Volatility is the bane of many investors. Bumpy moves in your portfolio in response to market fluctuations can cause you to make emotionally driven mistakes in your investing, and that can cause you to earn less than ideal returns. By knowing how to calculate how volatile your portfolio is, you can get a better sense of its potential risk going forward.

Standard deviation and statisticsIn order to analyze volatility, you need to create a dataset based on your returns at intervals over a given timeframe.

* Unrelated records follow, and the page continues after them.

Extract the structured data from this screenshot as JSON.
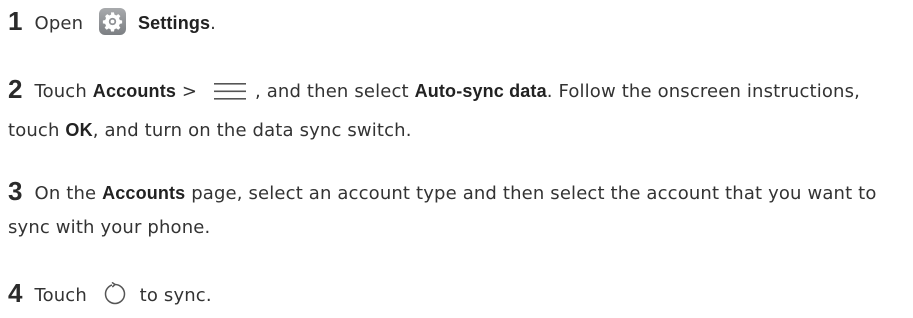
{
  "steps": [
    {
      "number": "1",
      "open": "Open",
      "settings": "Settings",
      "period": ".",
      "icon": "settings-gear-icon"
    },
    {
      "number": "2",
      "touch": "Touch",
      "accounts": "Accounts",
      "gt": ">",
      "then_select": ", and then select",
      "auto_sync": "Auto-sync data",
      "follow": ". Follow the onscreen instructions, touch",
      "ok": "OK",
      "turn_on": ", and turn on the data sync switch.",
      "icon": "menu-icon"
    },
    {
      "number": "3",
      "on_the": "On the",
      "accounts": "Accounts",
      "rest": "page, select an account type and then select the account that you want to sync with your phone."
    },
    {
      "number": "4",
      "touch": "Touch",
      "to_sync": "to sync.",
      "icon": "sync-icon"
    }
  ],
  "colors": {
    "text": "#333333",
    "icon_bg": "#8e9094"
  }
}
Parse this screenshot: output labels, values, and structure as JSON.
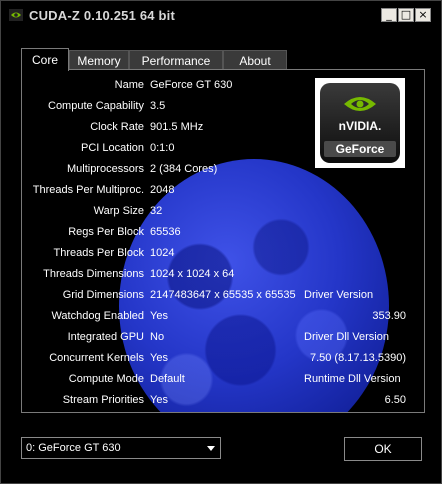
{
  "window": {
    "title": "CUDA-Z 0.10.251 64 bit",
    "controls": {
      "minimize": "_",
      "maximize": "□",
      "close": "×"
    }
  },
  "tabs": [
    {
      "label": "Core",
      "active": true
    },
    {
      "label": "Memory",
      "active": false
    },
    {
      "label": "Performance",
      "active": false
    },
    {
      "label": "About",
      "active": false
    }
  ],
  "logo": {
    "brand": "nVIDIA.",
    "product": "GeForce",
    "accent_color": "#76b900"
  },
  "core": {
    "name": {
      "label": "Name",
      "value": "GeForce GT 630"
    },
    "compute_capability": {
      "label": "Compute Capability",
      "value": "3.5"
    },
    "clock_rate": {
      "label": "Clock Rate",
      "value": "901.5 MHz"
    },
    "pci_location": {
      "label": "PCI Location",
      "value": "0:1:0"
    },
    "multiprocessors": {
      "label": "Multiprocessors",
      "value": "2 (384 Cores)"
    },
    "threads_per_mp": {
      "label": "Threads Per Multiproc.",
      "value": "2048"
    },
    "warp_size": {
      "label": "Warp Size",
      "value": "32"
    },
    "regs_per_block": {
      "label": "Regs Per Block",
      "value": "65536"
    },
    "threads_per_block": {
      "label": "Threads Per Block",
      "value": "1024"
    },
    "threads_dimensions": {
      "label": "Threads Dimensions",
      "value": "1024 x 1024 x 64"
    },
    "grid_dimensions": {
      "label": "Grid Dimensions",
      "value": "2147483647 x 65535 x 65535"
    },
    "watchdog_enabled": {
      "label": "Watchdog Enabled",
      "value": "Yes"
    },
    "integrated_gpu": {
      "label": "Integrated GPU",
      "value": "No"
    },
    "concurrent_kernels": {
      "label": "Concurrent Kernels",
      "value": "Yes"
    },
    "compute_mode": {
      "label": "Compute Mode",
      "value": "Default"
    },
    "stream_priorities": {
      "label": "Stream Priorities",
      "value": "Yes"
    }
  },
  "driver": {
    "version_label": "Driver Version",
    "version_value": "353.90",
    "dll_label": "Driver Dll Version",
    "dll_value": "7.50 (8.17.13.5390)",
    "runtime_label": "Runtime Dll Version",
    "runtime_value": "6.50"
  },
  "device_select": {
    "value": "0: GeForce GT 630"
  },
  "ok_button": {
    "label": "OK"
  }
}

Using a long interval, such as a year, might seem like a good way to capture a useful long-term investing metric, but the problem is that you need a large enough dataset from which to draw valid statistical conclusions. Therefore, shorter intervals over a longer timeframe typically provide better results, even though they have the drawback of carrying a short-term focus that isn't necessarily consistent with the holding periods that long-term investors seek.

Once you've chosen the overall time frame and the intervals within that timeframe, measure the return for each interval. Then take the average return across all intervals. This gives you the benchmark against which you'll compare each interval's actual return.

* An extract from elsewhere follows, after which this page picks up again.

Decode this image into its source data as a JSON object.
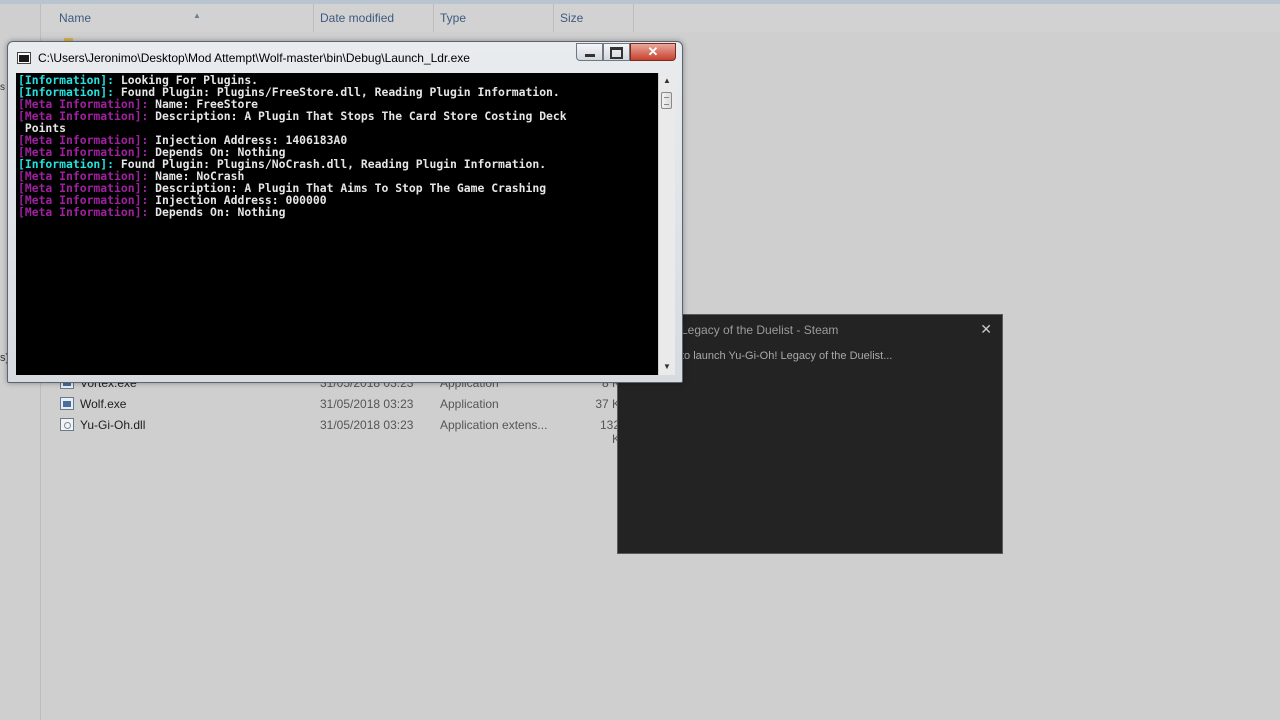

With the average return in hand, take each interval's return and subtract the average return from it. That will give you the outperformance or underperformance in each interval compared to the average return. Then, multiply the result by itself, and record the answers for each interval.

When you're done, find the average of the final results for the intervals as a whole. Take the square root of that number, and you'll get the standard deviation of the portfolio. In general, the higher the standard deviation, the more volatile the portfolio's returns will be.

What standard deviation won't tell youThere are some shortcomings to using standard deviation to calculate volatility. The most important is that standard deviations assume that returns are normally distributed, with more results near the average and fewer results far away from the average. In actuality, portfolio returns often have asymmetrical distributions, and they can be unusually high or low over time. In addition, volatility tends to change over time, challenging the assumption of an unchanging statistical distribution of returns.

Nevertheless, looking at the standard deviation of your portfolio can give you at least a baseline sense of how volatile your investments will be. Monitoring risk can be crucial in order to ensure that your portfolio behaves the way you expect it to regardless of market conditions.